The Unfairness of Death
There are days in a writer's life that you wake up in the morning feeling a certain pain in your chest. It is uncomfortable, it sometimes can itch, but it usually can be ignored. Just not today for me.
I am here to talk about one of the most unfair subjects I could ever even try to write about; Death.
In my perspection? Makes no sense. Okay, maybe I am saying this because I don't know how to deal with it, or maybe I just never had enough deaths around me of people that I care to learn, to get used to with how it rolls. Call me selfish, but I would rather spend the rest of my life thinking of death as a bizarre, an even ridiculous thing, than getting used to losing people forever.
Think with me: You scheduled a diner with your lover, has an appointment with your dentist, has plans for the following week, you have a list of things to buy the next time you go to the supermarket and you have to start going to the gym and in fact, you are already paying the gym, and then suddenly, in the middle of the afternoon, you die. What the hell? What about the emails you never checked, the book that you never had the chance to finish, that phone call that you promised you would give to your little sister to make sure that everything is going okay with her?
I don't know where this malicious idea came from. To die. For what reason exactly?
You spent more than ten years of your life inside of a school, studying chemical formulas that you never used in your entire life, but you were there, learning all about Newton and Dalton and whoever else they thought it would be important for your future. Had a lot of P.E classes and sometimes you almost lost your breath playing those stupid games like dodgeball, but you never gave up. Spent the whole night up studying for your finals and having massive headches because of it, even if you never were really sure about what you wanted to do with your life, you never were sure about your career, your vocation, but it was finally time to choose and you had to, and once again you never gave up and just rolled with the rest of them. And then suddenly this whole thing comes to an end because of a car crash, an artery clogged, a shoot from a delinquent who just happened to like your shoes.
What the actual hell?
Death is a huge wit.
Makes you leave in the middle of the party without saying goodbye to anyone, without having time to listen to your favorite song one more time. You left at home all of your shirts hanging in your closet, your towel still wet on the shower floor, and you even have a dog to feed. The others will be responsible for having to organize everything, to clean your drawers, and to wash every step you left behind during your entire life. You, who always used to say "My things are my responsibility". Just not anymore.

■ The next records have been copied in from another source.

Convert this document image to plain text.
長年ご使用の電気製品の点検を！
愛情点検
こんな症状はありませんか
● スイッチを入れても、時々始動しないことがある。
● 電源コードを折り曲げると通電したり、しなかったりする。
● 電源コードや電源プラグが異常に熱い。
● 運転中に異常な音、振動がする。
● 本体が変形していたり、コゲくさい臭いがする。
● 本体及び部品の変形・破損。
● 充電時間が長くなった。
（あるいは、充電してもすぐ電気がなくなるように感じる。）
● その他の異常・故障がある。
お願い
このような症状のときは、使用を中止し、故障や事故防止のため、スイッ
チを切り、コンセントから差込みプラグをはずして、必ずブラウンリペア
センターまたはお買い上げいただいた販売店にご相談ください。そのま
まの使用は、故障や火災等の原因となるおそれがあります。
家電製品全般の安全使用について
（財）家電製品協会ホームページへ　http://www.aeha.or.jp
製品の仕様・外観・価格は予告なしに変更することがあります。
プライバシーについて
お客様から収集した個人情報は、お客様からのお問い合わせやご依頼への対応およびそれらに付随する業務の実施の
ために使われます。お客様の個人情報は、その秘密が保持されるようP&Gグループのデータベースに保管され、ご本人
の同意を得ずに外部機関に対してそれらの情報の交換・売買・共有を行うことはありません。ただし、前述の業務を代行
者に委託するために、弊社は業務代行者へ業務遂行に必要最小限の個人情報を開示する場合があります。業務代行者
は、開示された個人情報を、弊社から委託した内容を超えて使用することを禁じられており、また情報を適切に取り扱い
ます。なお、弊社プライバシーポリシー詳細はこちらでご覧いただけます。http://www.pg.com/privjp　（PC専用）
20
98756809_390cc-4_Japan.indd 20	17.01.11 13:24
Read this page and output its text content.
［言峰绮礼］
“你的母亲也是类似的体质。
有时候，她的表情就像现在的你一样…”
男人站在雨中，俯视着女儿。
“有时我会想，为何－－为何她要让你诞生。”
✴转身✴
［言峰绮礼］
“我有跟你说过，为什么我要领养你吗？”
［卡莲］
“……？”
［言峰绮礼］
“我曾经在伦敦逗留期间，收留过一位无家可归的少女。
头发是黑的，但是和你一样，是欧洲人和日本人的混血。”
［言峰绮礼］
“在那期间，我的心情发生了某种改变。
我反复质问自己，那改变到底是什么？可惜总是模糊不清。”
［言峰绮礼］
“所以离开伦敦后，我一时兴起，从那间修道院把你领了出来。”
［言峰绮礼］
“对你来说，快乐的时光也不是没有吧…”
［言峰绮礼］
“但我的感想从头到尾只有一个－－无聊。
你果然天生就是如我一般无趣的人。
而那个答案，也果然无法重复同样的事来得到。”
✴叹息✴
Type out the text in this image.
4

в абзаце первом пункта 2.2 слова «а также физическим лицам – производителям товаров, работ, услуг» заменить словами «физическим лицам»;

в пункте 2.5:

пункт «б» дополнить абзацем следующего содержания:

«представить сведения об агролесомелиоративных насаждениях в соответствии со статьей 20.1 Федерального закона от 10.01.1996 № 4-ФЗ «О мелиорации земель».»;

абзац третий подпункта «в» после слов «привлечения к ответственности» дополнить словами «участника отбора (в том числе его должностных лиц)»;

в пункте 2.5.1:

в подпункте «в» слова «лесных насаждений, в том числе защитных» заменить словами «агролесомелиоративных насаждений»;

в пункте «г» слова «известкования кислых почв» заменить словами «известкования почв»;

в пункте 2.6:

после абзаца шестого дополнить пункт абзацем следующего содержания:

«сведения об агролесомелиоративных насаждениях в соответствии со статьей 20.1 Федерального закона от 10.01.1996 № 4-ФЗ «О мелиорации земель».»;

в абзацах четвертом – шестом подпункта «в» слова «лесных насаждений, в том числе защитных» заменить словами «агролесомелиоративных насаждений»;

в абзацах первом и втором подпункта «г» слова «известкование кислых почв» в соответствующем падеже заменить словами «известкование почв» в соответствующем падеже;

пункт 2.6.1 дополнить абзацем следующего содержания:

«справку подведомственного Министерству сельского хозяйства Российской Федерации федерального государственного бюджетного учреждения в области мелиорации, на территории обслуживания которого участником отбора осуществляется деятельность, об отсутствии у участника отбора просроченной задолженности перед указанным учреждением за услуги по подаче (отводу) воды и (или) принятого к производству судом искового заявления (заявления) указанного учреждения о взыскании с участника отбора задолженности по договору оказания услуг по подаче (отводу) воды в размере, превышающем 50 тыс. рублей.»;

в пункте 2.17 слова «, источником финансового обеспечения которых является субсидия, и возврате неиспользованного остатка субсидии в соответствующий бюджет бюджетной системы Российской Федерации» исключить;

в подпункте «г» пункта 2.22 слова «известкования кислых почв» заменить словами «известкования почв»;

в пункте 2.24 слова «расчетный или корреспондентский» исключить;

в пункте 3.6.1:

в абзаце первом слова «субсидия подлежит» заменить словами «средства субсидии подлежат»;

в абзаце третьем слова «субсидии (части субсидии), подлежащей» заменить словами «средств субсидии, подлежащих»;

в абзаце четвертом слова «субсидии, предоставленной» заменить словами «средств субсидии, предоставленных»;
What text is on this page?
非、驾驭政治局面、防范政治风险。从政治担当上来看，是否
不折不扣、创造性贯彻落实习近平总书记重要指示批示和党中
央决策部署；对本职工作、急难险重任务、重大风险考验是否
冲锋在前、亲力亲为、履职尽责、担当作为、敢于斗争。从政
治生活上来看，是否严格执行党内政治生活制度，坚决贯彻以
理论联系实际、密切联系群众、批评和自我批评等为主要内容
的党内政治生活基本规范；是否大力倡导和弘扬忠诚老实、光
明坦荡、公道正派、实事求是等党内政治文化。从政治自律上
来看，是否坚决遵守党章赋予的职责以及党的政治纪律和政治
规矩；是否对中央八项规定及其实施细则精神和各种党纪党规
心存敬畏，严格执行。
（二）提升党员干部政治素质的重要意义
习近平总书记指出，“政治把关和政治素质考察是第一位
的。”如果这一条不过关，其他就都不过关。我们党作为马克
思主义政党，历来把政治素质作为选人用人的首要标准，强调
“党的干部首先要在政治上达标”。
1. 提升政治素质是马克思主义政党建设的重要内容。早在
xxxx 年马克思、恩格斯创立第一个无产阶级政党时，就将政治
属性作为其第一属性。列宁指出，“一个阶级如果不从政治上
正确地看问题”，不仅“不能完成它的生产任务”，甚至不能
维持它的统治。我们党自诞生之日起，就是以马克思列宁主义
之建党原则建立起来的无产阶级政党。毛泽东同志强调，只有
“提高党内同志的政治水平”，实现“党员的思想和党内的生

What a bizarre prank: you leave your house after breakfast, and maybe you won't even make it to lunch. You walk down the streets, and you might not even get to the next corner. You start to say something, and you may never finish that sentence.
You don't do checkups, you smoke two packs a day, drink pretty much everything, enjoy your meat underdone, only hooks up with blonde girls and you die during a Saturday morning. If you do checkups regularly, has zero additions, it doesn't matter because newsflash: You will die anyways!
Was that meant to be taken seriously? If you are one hundred years old, okay, the sleep of eternity might be welcome. There is nothing much to do anyways, you body is not keeping up with your mind, and speaking of which, your mind is not quite the same as it was years ago, not alone that you pretty much has nothing left in the drawers. Okay, time to rest in peace.
But before you live everything, before you live until the end? That is unnaceptable. Dying young is a transgression, undoes the natural order of things. Death is an exaggeration. And, like everyone knows, the exaggeration is the raw material of jokes.
Except that, this one isn't funny. At all.